I don't see a clear way forward that meets both sets of requirements. About the best idea I have is to change obj2yaml to emit hard-coded offsets only when needed to enforce the layout (i.e. correct implicit values should be preferred), but then users should not simply remove whole sections, and instead use Fill sections to replace them in the YAML (this is actually fairly easy to do, but users need to be aware of these Fill sections).

You're right, and the second case of generating a somewhat valid executable is currently not handled very well, so adding an option to emit section offsets may be useful. But anyway, the context of this diff is purely segment offsets, and i don't see fundamental contradictions with the first case here.

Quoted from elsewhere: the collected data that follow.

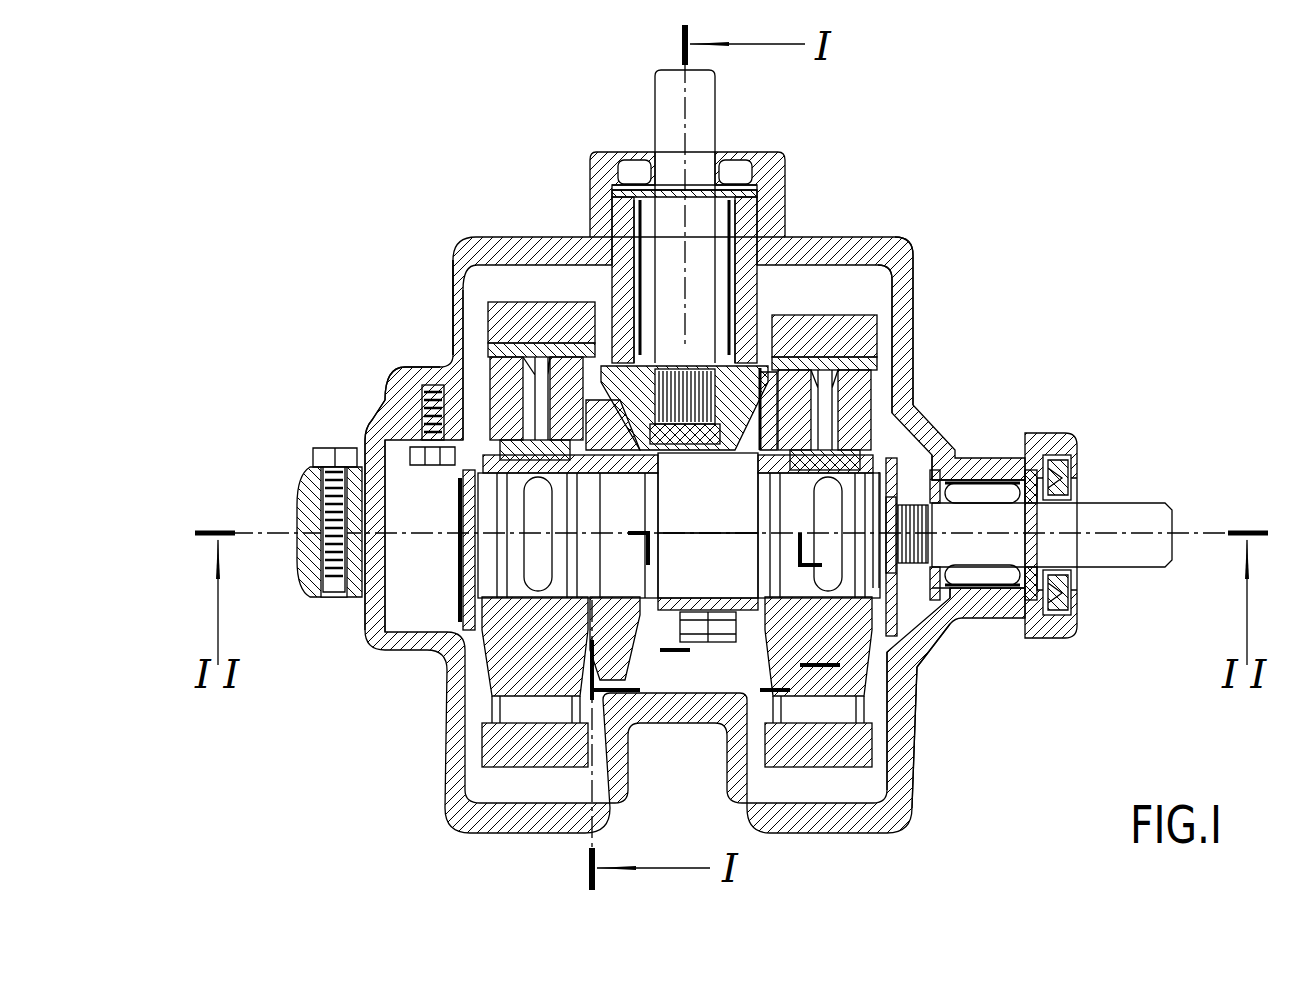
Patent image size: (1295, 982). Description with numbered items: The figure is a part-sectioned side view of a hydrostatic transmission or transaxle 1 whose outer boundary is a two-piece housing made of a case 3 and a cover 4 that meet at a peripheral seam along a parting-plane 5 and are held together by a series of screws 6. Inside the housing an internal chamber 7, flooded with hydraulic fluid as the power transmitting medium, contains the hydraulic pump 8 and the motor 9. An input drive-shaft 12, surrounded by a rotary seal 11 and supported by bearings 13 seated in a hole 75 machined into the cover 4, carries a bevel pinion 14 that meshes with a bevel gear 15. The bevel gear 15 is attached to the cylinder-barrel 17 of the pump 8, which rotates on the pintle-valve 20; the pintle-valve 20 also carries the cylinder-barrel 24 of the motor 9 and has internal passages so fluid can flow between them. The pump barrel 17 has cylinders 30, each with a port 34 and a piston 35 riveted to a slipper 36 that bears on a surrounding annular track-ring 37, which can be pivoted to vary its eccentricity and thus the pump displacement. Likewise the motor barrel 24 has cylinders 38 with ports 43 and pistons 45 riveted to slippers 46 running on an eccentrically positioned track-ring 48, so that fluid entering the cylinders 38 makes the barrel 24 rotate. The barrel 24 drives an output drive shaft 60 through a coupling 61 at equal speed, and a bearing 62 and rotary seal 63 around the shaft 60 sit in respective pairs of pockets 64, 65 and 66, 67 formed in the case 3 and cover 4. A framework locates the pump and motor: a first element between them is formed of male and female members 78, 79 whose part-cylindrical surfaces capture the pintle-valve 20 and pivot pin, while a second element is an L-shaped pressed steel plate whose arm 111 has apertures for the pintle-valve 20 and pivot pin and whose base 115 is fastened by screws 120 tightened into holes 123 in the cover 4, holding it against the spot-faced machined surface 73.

The hydrostatic transmission 1 is at (1086, 113).
The case 3 is at (310, 565).
The cover 4 is at (308, 502).
The parting-plane 5 is at (262, 528).
The screws 6 is at (322, 447).
The internal chamber 7 is at (822, 300).
The hydraulic pump 8 is at (428, 593).
The motor 9 is at (933, 703).
The rotary seal 11 is at (735, 158).
The input drive-shaft 12 is at (663, 100).
The bearings 13 is at (757, 255).
The bevel pinion 14 is at (812, 287).
The bevel gear 15 is at (620, 680).
The cylinder-barrel 17 is at (512, 648).
The pintle-valve 20 is at (638, 510).
The cylinder-barrel 24 is at (820, 677).
The cylinders 30 is at (493, 405).
The port 34 is at (455, 372).
The piston 35 is at (560, 345).
The slipper 36 is at (485, 365).
The track-ring 37 is at (528, 320).
The cylinders 38 is at (870, 393).
The port 43 is at (888, 470).
The piston 45 is at (830, 340).
The slipper 46 is at (900, 275).
The track-ring 48 is at (880, 270).
The output drive shaft 60 is at (1123, 553).
The coupling 61 is at (922, 700).
The bearing 62 is at (1000, 590).
The rotary seal 63 is at (1073, 483).
The pocket 64 is at (978, 590).
The pocket 65 is at (985, 480).
The pocket 66 is at (1072, 625).
The pocket 67 is at (1072, 442).
The machined surface 73 is at (373, 433).
The hole 75 is at (640, 270).
The male member 78 is at (727, 504).
The female member 79 is at (734, 576).
The arm 111 is at (462, 610).
The base 115 is at (383, 440).
The fastening screw 120 is at (428, 468).
The holes 123 is at (395, 420).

I think for the Program Headers, one fundamental issue is that there's more than one way to define the positioning of a segment. In my opinion, the "correct" way to place segments in YAML is to use FirstSec/LastSec, since that causes offsets and sizes to be correct automatically. In the event that there's space at the start or end of a segment, it is better to use a Fill section that hard-code the size/offset, (again in my opinion), because then there is only one source of information for the segment layout (i.e. the section list). Adding Size/Offset fields to the segment as well as specifying the FirstSec/LastSec fields means that users have to be aware of more than one thing when they adjust the YAML (i.e. if they want to move a segment, they have to update the segment offset as well as the sections). There may be valid reasons to do this move. This is of course on the top of the fact that for many test purposes, the size and offset are completely redundant, and it would be nice not to have to remove them if starting from a real object file (indeed, many people may forget to remove them, leading to noisy, or potentially even buggy, tests).

I don't see a clear way forward that meets both sets of requirements. About the best idea I have is to change obj2yaml to emit hard-coded offsets only when needed to enforce the layout (i.e. correct implicit values should be preferred), but then users should not simply remove whole sections, and instead use Fill sections to replace them in the YAML

If you have hardcoded sections' offsets and addresses as well as segments', there's no need to use fill sections and you can simply remove what you don't need, so i don't get why use fill in that case.

To avoid obj2yaml from having to emit section offsets and sizes for the reasons outlined elsewhere.